Et puis, un nouveau drame. Le 2 avril 2012, le vol UTA-120 de la compagnie aérienne UTair s’écrase quelques instants après le décollage, près de l’aéroport international Roshchino, non loin de la ville de Tioumen. L’appareil, un ATR-72, devait rejoindre la ville de Sourgout avec à son bord quatre membres d’équipage et 39 passagers. Trente personnes sont mortes avant l’arrivée des secours, une est décédée pendant son évacuation, deux autres à l’hôpital des suites de leurs blessures.
Un an plus tard, selon le quotidien russe Kommersant, l’enquête menée pointe du doigt plusieurs personnes : le commandant de bord, qui n’a pas demandé l’application du traitement antigel sur l’appareil et les employés d’UTair-Technik, qui auraient dû insister sur le bon suivi des mesures contre le froid. En outre, lors du décrochage de l’avion, l’équipage n’a pas pris les dispositions adéquates, démontrant un manque de formation.
Prison et indemnisation
Au terme de la procédure pénale, la justice russe a jugé coupables deux personnes. Anatoly Petrochenko et Andrei Pisarev, membres de l’équipe technique au sol, ont été condamnés à cinq ans et un mois de colonie pénitentiaire. Le pilote, Sergei Antsin, a été reconnu responsable, mais en raison de son décès lors de l’accident, les charges contre lui ont été abandonnées.
Question indemnisation, comme l’explique David Kukhalashvili, « la compagnie aérienne UTair a été obligée de verser jusqu’à deux millions de roubles (28 700 €). Elle avait un mois après le crash pour le faire. Mais cela ne voulait pas dire que l’affaire était terminée ».
En France
Pour obtenir une indemnisation plus importante, les avocats décident d’attaquer en France l’entreprise ATR et la compagnie aérienne UTair. « Nous avions l’information que l’avion avait des problèmes de fabrication », raconte David Kukhalashvili. Un élément qui leur permet d’espérer la compétence de la justice française.
Fin 2013, des victimes et ayants droit ont donc assigné devant le tribunal de grande instance de Toulouse les deux entreprises.
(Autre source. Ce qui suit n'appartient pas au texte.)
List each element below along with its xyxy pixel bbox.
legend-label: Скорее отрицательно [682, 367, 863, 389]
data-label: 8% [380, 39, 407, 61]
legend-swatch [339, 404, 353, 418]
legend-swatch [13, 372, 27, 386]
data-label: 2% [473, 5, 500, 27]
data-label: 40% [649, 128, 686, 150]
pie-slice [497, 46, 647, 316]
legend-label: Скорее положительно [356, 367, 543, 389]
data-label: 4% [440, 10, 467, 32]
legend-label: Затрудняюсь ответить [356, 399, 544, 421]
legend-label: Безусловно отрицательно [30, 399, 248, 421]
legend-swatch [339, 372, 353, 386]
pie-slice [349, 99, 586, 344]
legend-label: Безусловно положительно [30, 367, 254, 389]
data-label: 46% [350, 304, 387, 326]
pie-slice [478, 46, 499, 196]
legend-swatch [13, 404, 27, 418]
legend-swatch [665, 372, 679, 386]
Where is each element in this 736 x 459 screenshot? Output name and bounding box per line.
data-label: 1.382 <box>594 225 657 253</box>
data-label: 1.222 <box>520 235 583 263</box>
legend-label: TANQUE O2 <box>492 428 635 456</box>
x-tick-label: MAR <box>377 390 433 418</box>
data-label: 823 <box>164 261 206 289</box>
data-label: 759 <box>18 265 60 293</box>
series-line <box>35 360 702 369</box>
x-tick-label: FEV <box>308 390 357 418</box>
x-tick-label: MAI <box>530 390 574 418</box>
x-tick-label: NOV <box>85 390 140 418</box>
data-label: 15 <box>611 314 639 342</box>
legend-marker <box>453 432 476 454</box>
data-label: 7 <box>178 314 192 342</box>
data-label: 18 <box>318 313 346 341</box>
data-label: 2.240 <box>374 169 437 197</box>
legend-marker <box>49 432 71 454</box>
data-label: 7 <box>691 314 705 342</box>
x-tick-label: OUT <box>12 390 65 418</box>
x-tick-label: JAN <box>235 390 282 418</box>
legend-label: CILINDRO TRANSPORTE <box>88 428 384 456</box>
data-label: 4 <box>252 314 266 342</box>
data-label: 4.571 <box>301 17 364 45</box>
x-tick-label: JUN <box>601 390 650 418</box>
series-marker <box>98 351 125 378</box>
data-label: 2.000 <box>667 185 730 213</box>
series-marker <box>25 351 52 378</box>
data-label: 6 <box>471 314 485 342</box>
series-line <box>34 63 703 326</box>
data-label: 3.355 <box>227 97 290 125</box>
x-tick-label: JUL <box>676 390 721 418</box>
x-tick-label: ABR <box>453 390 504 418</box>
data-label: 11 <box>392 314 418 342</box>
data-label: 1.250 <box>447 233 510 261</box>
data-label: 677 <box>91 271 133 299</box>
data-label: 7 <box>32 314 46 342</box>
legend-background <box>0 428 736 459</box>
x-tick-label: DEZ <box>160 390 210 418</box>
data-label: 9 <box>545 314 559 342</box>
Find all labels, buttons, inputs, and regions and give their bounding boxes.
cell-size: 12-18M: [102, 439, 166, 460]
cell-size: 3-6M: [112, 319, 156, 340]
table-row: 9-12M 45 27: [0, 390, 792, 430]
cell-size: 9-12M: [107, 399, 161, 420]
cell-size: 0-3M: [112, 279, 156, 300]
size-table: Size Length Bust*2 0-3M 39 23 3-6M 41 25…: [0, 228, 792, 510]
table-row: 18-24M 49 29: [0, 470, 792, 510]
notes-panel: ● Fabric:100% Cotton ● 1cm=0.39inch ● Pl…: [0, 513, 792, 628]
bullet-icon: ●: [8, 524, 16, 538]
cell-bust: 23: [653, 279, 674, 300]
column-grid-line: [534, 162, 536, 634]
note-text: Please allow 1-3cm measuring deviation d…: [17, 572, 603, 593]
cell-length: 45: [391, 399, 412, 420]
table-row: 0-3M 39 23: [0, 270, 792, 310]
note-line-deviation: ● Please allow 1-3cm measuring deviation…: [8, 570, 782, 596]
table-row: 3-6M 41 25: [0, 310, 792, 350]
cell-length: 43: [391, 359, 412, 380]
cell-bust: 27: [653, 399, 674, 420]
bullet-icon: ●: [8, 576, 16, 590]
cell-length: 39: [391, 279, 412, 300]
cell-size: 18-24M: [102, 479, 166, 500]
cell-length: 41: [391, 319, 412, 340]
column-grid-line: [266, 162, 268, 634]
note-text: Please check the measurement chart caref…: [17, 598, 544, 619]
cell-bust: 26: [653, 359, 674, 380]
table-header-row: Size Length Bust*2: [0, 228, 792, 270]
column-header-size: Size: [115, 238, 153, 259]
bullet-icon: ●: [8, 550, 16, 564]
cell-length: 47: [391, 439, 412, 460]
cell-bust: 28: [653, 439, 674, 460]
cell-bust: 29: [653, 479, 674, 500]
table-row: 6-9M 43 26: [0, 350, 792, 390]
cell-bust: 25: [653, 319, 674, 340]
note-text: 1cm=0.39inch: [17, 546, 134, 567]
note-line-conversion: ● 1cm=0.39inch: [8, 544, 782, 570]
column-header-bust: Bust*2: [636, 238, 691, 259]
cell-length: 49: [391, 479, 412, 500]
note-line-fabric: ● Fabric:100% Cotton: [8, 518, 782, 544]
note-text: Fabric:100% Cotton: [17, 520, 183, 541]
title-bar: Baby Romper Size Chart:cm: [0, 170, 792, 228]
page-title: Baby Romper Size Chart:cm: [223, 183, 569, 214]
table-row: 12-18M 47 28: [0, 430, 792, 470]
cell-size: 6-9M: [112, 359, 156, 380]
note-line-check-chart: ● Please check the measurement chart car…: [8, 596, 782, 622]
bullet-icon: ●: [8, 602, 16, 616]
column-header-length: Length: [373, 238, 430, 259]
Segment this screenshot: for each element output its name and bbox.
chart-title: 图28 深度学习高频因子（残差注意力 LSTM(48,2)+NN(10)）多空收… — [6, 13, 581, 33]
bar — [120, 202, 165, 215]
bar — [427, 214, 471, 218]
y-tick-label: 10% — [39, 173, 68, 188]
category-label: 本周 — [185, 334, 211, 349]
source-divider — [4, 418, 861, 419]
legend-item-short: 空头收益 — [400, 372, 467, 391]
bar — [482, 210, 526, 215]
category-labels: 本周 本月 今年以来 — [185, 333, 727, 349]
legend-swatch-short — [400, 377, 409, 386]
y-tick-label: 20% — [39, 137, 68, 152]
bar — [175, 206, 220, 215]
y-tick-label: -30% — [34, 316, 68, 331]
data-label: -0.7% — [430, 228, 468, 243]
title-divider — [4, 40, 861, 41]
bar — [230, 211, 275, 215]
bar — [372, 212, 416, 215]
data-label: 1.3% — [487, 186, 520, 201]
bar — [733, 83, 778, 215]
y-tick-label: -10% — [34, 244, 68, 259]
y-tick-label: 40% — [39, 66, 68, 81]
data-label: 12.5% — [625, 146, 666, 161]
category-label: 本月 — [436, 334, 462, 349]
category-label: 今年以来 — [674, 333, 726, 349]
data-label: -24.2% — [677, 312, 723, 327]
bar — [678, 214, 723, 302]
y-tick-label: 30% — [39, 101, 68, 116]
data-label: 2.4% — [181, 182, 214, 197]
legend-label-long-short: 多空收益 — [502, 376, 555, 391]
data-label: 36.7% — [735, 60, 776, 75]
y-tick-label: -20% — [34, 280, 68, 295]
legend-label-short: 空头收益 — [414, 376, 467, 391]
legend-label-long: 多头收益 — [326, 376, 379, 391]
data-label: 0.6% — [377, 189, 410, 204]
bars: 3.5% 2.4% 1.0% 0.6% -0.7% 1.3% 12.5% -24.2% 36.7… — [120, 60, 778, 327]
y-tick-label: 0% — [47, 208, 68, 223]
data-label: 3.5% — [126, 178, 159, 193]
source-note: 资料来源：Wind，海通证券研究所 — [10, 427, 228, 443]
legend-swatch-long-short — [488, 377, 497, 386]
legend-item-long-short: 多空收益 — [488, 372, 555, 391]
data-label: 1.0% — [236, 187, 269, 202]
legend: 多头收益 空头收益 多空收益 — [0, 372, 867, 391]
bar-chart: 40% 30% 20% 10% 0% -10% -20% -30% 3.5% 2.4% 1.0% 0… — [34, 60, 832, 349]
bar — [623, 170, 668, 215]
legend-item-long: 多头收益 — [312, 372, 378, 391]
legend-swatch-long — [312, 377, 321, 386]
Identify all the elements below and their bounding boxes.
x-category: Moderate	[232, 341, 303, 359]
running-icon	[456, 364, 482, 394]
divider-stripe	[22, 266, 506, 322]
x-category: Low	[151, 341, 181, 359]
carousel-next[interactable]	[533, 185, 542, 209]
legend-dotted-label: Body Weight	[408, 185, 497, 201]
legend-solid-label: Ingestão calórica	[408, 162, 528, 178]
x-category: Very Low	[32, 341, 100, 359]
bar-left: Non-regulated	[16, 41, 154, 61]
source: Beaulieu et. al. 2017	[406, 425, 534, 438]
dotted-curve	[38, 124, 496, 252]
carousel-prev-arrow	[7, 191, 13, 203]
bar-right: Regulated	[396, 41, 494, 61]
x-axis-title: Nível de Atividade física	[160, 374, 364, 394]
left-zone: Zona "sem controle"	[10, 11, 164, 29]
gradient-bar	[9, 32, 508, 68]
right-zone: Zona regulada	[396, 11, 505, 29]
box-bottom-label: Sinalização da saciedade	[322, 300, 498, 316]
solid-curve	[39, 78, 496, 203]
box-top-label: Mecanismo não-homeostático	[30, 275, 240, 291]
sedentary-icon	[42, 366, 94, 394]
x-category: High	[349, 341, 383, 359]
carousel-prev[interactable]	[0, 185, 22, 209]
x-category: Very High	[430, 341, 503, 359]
Pour ces dernières, comme le note le juge de mise en état dans une ordonnance du 27 octobre 2016, « en l’absence de tout commencement de preuve rendant vraisemblable une mesure d’instruction visant cette société [ATR], l’assignation revêt un caractère artificiel destiné à contourner l’application des règles de compétence pour rattacher l’indemnisation aux barèmes d’indemnisation pratiqués en France ».
Et le juge, avant de faire droit à l’exception d’incompétence soulevée, de rajouter que « les défenderesses font remarquer que les extraits du rapport mettant en cause le système de dégivrage (…) concernent un autre appareil ».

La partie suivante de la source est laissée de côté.